Chemotherapy resistance is a major obstacle in the treatment of various cancers. Generally, cancer patients refractory to chemotherapy are resistant to multiple anti-tumor drugs. An in vitro (i.e., outside of the living organism) experimental model in cells termed multidrug resistance (MDR), is often due to drug extrusion mechanisms (meaning that drugs that enter the cell are transported back out, and thus are prevented from exerting their effect on the cell). One such drug extrusion mechanism is mediated by overexpression of the P-glycoprotein (P-gp; the human version of the protein encoded by the MDR1 gene), a drug-transporter glycoprotein associated with the cell or plasma membrane (which encloses the cell’s cytoplasm) with a wide variety of drug substrates. Cells that overexpress the MDR1 gene are, hence, resistant to many drugs.
In a study led by Luca Cucullo and Damir Janigro from the Cleveland Clinic Lerner College of Medicine in Ohio that was recently published by the open access journal, BioMed Central, tumor cells that overexpress the MDR1 gene product were shown to lose their resistance to anti-tumor drugs by electrical stimulation. In vitro rodent and human tumor cells refractory to anti-tumor drugs were exposed to continuous, very low intensity (7.5 mA [microamps]) 50 Hertz AC (alternating current) pulses, with ten-second intervals, for a three day period. After electrical stimulation, parallel cultures of cells were treated with increasing concentrations of the chemotherapeutic drug doxorubicin, or with various controls, for three hours, following which cell viability was assessed. The researchers discovered that the cells became sensitive to the anti-cancer drug doxorubicin. The researchers concluded that treatment of the drug-resistant tumor cells with low frequency, low intensity AC stimulation in vitro drastically enhances chemotherapeutic efficacy of doxorubicin, a substrate for the MDR1 glycoprotein drug transporter.
Further investigation demonstrated that electrical stimulation not only decreases levels of the MDR1 glycoprotein transporter, but also changes the localization of the MDR1 glycoprotein from close to the plasma membrane to the cytosol (the fluid portion of the cytoplasm). This altered expression of the MDR1 glycoprotein is believed to have caused the loss of the cell’s drug extrusion ability, which it mediates. Unable to extrude the drug, the cells succumbed to its effect, essentially acquiring sensitivity to the drug, and were killed.

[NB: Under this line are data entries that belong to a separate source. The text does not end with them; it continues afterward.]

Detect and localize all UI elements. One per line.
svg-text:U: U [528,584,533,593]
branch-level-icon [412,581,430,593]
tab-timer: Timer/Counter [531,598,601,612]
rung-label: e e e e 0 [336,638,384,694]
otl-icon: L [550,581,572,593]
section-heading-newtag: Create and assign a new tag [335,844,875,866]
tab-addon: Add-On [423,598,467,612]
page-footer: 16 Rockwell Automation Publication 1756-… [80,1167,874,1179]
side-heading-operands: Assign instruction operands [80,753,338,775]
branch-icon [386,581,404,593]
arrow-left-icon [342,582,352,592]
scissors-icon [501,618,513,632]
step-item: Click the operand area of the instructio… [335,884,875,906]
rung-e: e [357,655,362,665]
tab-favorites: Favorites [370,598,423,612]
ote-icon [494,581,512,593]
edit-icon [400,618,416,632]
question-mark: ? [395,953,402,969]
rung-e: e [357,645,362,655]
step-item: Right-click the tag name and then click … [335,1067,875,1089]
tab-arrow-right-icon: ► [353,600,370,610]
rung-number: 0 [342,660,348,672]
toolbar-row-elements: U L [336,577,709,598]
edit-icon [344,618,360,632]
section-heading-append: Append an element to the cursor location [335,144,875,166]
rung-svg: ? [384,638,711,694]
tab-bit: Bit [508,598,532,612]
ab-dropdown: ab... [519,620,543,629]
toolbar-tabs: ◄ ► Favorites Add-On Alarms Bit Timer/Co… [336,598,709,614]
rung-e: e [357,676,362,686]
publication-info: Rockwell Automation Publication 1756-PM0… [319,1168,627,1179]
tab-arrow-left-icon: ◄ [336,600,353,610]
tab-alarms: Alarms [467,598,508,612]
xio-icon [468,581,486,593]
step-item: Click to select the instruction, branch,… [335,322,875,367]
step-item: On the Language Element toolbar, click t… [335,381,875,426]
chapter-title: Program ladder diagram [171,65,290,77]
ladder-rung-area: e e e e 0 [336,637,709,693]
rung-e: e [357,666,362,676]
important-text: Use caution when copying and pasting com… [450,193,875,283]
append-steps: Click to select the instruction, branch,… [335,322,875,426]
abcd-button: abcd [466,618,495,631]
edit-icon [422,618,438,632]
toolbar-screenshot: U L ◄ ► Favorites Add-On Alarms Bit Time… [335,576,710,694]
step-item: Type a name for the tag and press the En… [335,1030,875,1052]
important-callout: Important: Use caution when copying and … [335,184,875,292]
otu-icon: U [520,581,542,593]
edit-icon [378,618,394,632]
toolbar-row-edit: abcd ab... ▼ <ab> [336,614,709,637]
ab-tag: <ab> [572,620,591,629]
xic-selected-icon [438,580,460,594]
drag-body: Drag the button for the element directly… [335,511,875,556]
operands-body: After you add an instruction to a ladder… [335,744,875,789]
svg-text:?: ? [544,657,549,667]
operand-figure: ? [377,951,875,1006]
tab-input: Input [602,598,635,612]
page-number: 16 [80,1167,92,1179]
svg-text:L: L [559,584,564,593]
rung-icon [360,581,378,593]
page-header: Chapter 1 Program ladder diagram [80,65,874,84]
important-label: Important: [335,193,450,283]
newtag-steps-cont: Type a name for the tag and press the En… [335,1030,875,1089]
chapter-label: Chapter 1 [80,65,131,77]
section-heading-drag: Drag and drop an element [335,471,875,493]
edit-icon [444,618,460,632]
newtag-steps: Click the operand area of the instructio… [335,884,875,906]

A fuller understanding of the way electrical pulses affect drug-resistant tumors will require further research. However, this technique may be exploited as part of new cancer treatment protocols, such as coupling electrical stimulation with chemotherapy to treat tumors otherwise refractory to drugs, as well as possibly enabling reduction in the amount of chemotheraputic medication used, and thereby in unpleasant side-effects.